You know you haven’t blogged in too long when the blog URL isn’t saved in your internet history.
Here is a little didy that Vanessa and I made a little while ago. The spanakopitas are meant to be large and dinner sized but we made then half the size for appies.
They were really good and they are great to have in the freezer and thrown in the over at the last minute.
Next time I would add a little bit of citrus to the spinach mix. Lots of feta is the key in this recipe!!
- 1/4 cup good olive oil
- 1 cup chopped yellow onion
- 3 scallions, white and green parts, chopped
- 2 (10-ounce) packages frozen chopped spinach, defrosted
- 4 extra-large eggs, lightly beaten
- 3 tablespoons freshly grated Parmesan cheese
- Plain dry bread crumbs
- 1 teaspoon grated nutmeg
- 2 teaspoons kosher salt
- 1 teaspoon freshly ground black pepper
- 2 cups small-diced feta cheese (12 ounces)
- 3 tablespoons toasted pine nuts
- 24 sheets frozen phyllo dough, defrosted
- 1/4 pound (1 stick) unsalted butter, melted
- Flaked sea salt, such as Maldon, for sprinkling
Preheat the oven to 375 degrees F.
Heat the olive oil in a medium saute pan, add the onion, and cook for 5 minutes over medium-low heat. Add the scallions, and cook for another 2 minutes until the scallions are wilted but still green. Meanwhile, gently squeeze most of the water out of the spinach and place it in a large bowl.

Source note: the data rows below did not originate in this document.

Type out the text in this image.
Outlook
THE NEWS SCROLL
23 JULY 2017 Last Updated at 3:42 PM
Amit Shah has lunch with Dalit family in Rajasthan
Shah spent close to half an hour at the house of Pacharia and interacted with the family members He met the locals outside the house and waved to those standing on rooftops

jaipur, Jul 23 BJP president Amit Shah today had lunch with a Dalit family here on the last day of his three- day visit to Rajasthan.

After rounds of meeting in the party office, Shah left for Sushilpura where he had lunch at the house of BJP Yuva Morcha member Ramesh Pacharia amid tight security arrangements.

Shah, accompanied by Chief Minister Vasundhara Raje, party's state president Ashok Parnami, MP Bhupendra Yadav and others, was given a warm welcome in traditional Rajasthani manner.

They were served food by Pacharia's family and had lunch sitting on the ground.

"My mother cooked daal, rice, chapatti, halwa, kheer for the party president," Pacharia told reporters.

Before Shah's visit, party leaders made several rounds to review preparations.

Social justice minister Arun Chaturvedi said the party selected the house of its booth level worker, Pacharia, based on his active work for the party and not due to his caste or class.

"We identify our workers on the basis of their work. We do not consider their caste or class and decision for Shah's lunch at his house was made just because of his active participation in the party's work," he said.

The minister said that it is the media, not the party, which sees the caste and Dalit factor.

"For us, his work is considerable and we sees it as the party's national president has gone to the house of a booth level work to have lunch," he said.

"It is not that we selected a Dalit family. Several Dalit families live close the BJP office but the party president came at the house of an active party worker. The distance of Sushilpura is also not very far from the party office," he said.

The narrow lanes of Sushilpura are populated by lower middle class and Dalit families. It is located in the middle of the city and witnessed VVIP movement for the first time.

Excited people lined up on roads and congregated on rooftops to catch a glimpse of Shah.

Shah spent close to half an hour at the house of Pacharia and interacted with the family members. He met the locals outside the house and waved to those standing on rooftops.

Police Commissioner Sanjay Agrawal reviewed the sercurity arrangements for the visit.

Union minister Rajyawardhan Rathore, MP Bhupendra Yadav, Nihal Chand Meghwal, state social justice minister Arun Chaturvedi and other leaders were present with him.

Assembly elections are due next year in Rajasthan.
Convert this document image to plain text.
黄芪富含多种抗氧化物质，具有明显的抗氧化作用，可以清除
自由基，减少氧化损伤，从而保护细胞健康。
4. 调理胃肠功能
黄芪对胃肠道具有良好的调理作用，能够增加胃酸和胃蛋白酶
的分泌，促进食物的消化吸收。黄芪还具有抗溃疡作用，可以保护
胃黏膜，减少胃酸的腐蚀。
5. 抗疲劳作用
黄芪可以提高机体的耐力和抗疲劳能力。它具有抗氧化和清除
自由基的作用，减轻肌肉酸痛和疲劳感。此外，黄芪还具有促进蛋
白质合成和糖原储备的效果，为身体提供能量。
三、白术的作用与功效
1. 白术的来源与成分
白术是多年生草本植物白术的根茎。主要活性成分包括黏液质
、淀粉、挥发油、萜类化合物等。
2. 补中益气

When the onion and scallions are done, add them to the spinach. Mix in the eggs, Parmesan cheese, 3 tablespoons bread crumbs, the nutmeg, salt, and pepper. Gently fold in the feta and pine nuts.
Place 1 sheet of phyllo dough flat on a work surface with the long end in front of you. Brush the dough lightly with butter and sprinkle it with a teaspoon of bread crumbs. Working quickly, slide another sheet of phyllo dough on top of the first, brush it with butter, and sprinkle lightly with bread crumbs. (Use just enough bread crumbs so the layers of phyllo don’t stick together.) Pile 4 layers total on top of each other this way, brushing each with butter and sprinkling with bread crumbs. Cut the sheets of phyllo in half lengthwise. Place 1/3 cup spinach filling on the shorter end and roll the phyllo up diagonally as if folding a flag. Then fold the triangle of phyllo over straight and then diagonally again. Continue folding first diagonally and then straight until you reach the end of the sheet. The filling should be totally enclosed. Continue assembling phyllo layers and folding the filling until all of the filling is used. Place on a sheet pan, seam sides down. Brush with melted butter, sprinkle with flaked salt, and bake for 30 to 35 minutes, until the phyllo is browned and crisp. Serve hot.